SIVI ALIMININ ARTMASI MİDE KAPASİTESİNİ AZALTIYOR
Yaz aylarında sıcaklıkların artması ve çocukların bu aylarda daha fazla efor harcamaları nedeniyle her zamankinden daha fazla sıvı alırlar. Bu durum zaten küçük olan mide kapasitelerini de etkileyerek çocukların iştahlarını kapatabilir. Çocukların sık sık meyve suyu, gazlı içecek gibi sıvılarla midelerini doldurmaları iştahlarını azaltan önemli bir nedendir.

HASTA OLUP OLMADIĞINI KONTROL EDİN!
Çocuklarda iştahsızlık problemi diş çıkarma, kansızlık ve ateşli hastalıklar gibi sağlık sorunları sırasında mutlaka artıyor. Bu nedenle çocuğunuzun iştahsızlığının klasik bir yaz iştahsızlığı mı, yoksa bir soruna mı bağlı olup olmadığını mutlaka araştırın. Çocuğunuz sık ve az yemeye alışmışsa, bu şekilde yenen yemek de ana öğünde yenen kadar besin değeri taşıyabileceği için “Yeterli besin almıyor” diye endişelenmenize gerek yok.

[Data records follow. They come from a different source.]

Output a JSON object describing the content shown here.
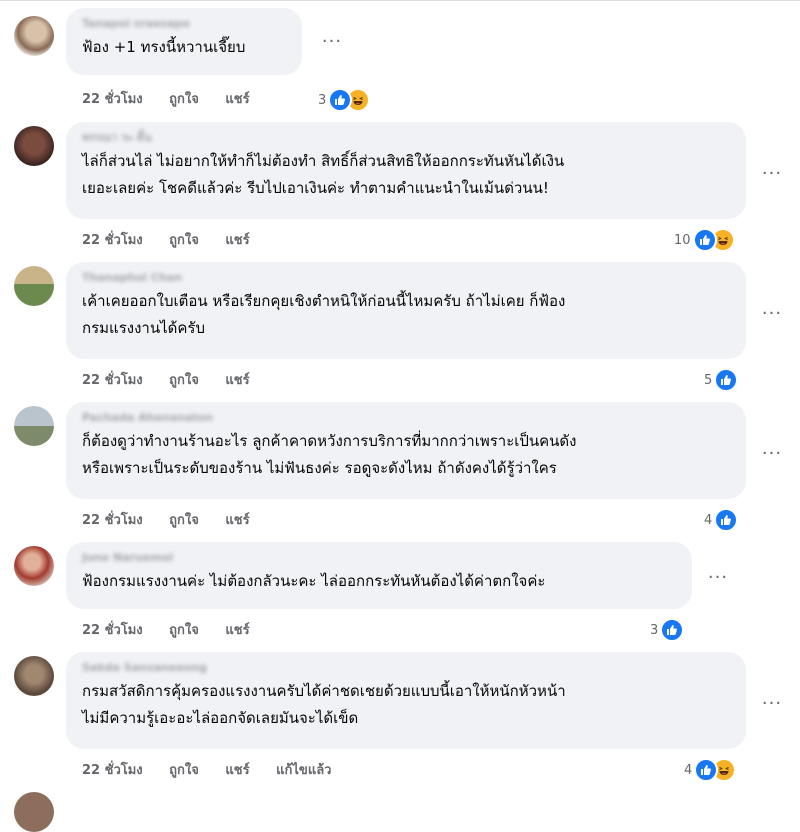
{
  "comments": [
    {
      "author": "Tanapol sraesapo",
      "lines": [
        "ฟ้อง +1 ทรงนี้หวานเจี๊ยบ"
      ],
      "time": "22 ชั่วโมง",
      "like": "ถูกใจ",
      "reply": "แชร์",
      "edited": "",
      "reaction_count": "3",
      "reactions": [
        "like-icon",
        "haha-icon"
      ]
    },
    {
      "author": "พรรณา ระ ดิ้น",
      "lines": [
        "ไล่ก็ส่วนไล่ ไม่อยากให้ทำก็ไม่ต้องทำ สิทธิ์ก็ส่วนสิทธิให้ออกกระทันหันได้เงิน",
        "เยอะเลยค่ะ โชคดีแล้วค่ะ รีบไปเอาเงินค่ะ ทำตามคำแนะนำในเม้นด่วนน!"
      ],
      "time": "22 ชั่วโมง",
      "like": "ถูกใจ",
      "reply": "แชร์",
      "edited": "",
      "reaction_count": "10",
      "reactions": [
        "like-icon",
        "haha-icon"
      ]
    },
    {
      "author": "Thanaphol Chan",
      "lines": [
        "เค้าเคยออกใบเตือน หรือเรียกคุยเชิงตำหนิให้ก่อนนี้ไหมครับ ถ้าไม่เคย ก็ฟ้อง",
        "กรมแรงงานได้ครับ"
      ],
      "time": "22 ชั่วโมง",
      "like": "ถูกใจ",
      "reply": "แชร์",
      "edited": "",
      "reaction_count": "5",
      "reactions": [
        "like-icon"
      ]
    },
    {
      "author": "Pachada Ahananaton",
      "lines": [
        "ก็ต้องดูว่าทำงานร้านอะไร ลูกค้าคาดหวังการบริการที่มากกว่าเพราะเป็นคนดัง",
        "หรือเพราะเป็นระดับของร้าน ไม่ฟันธงค่ะ รอดูจะดังไหม ถ้าดังคงได้รู้ว่าใคร"
      ],
      "time": "22 ชั่วโมง",
      "like": "ถูกใจ",
      "reply": "แชร์",
      "edited": "",
      "reaction_count": "4",
      "reactions": [
        "like-icon"
      ]
    },
    {
      "author": "June Naruemol",
      "lines": [
        "ฟ้องกรมแรงงานค่ะ ไม่ต้องกลัวนะคะ ไล่ออกกระทันหันต้องได้ค่าตกใจค่ะ"
      ],
      "time": "22 ชั่วโมง",
      "like": "ถูกใจ",
      "reply": "แชร์",
      "edited": "",
      "reaction_count": "3",
      "reactions": [
        "like-icon"
      ]
    },
    {
      "author": "Sakda Sansaneeong",
      "lines": [
        "กรมสวัสดิการคุ้มครองแรงงานครับได้ค่าชดเชยด้วยแบบนี้เอาให้หนักหัวหน้า",
        "ไม่มีความรู้เอะอะไล่ออกจัดเลยมันจะได้เข็ด"
      ],
      "time": "22 ชั่วโมง",
      "like": "ถูกใจ",
      "reply": "แชร์",
      "edited": "แก้ไขแล้ว",
      "reaction_count": "4",
      "reactions": [
        "like-icon",
        "haha-icon"
      ]
    }
  ],
  "colors": {
    "bubble": "#f0f2f5",
    "meta": "#65676b",
    "like": "#1877f2",
    "haha": "#f7b125"
  }
}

Ancak uzun süredir iştahsızca ve yetersiz kilo alıyorsa, bu sorun bağırsak parazitleri, kabızlık, kansızlık veya idrar yolu enfeksiyonundan kaynaklanabileceği için mutlaka bir doktora başvurmalısınız.

Aile içinde yaşanan psikolojik travmaların, çocuğa uygulanan beslenme yöntemlerindeki hataların ve sağlıklı rol model olup olmamanın da çocuğun iştahsızlığında önemli etkiler yarattığını bilmelisiniz. Ayrıca, çocuğa yemek yeme konusunda baskı yapmak, yediği takdirde ödüllendirmek, yemediğinde ceza vermenin işe yaramadığı gibi, sorunun daha da büyümesine yol açtığını da unutmayın.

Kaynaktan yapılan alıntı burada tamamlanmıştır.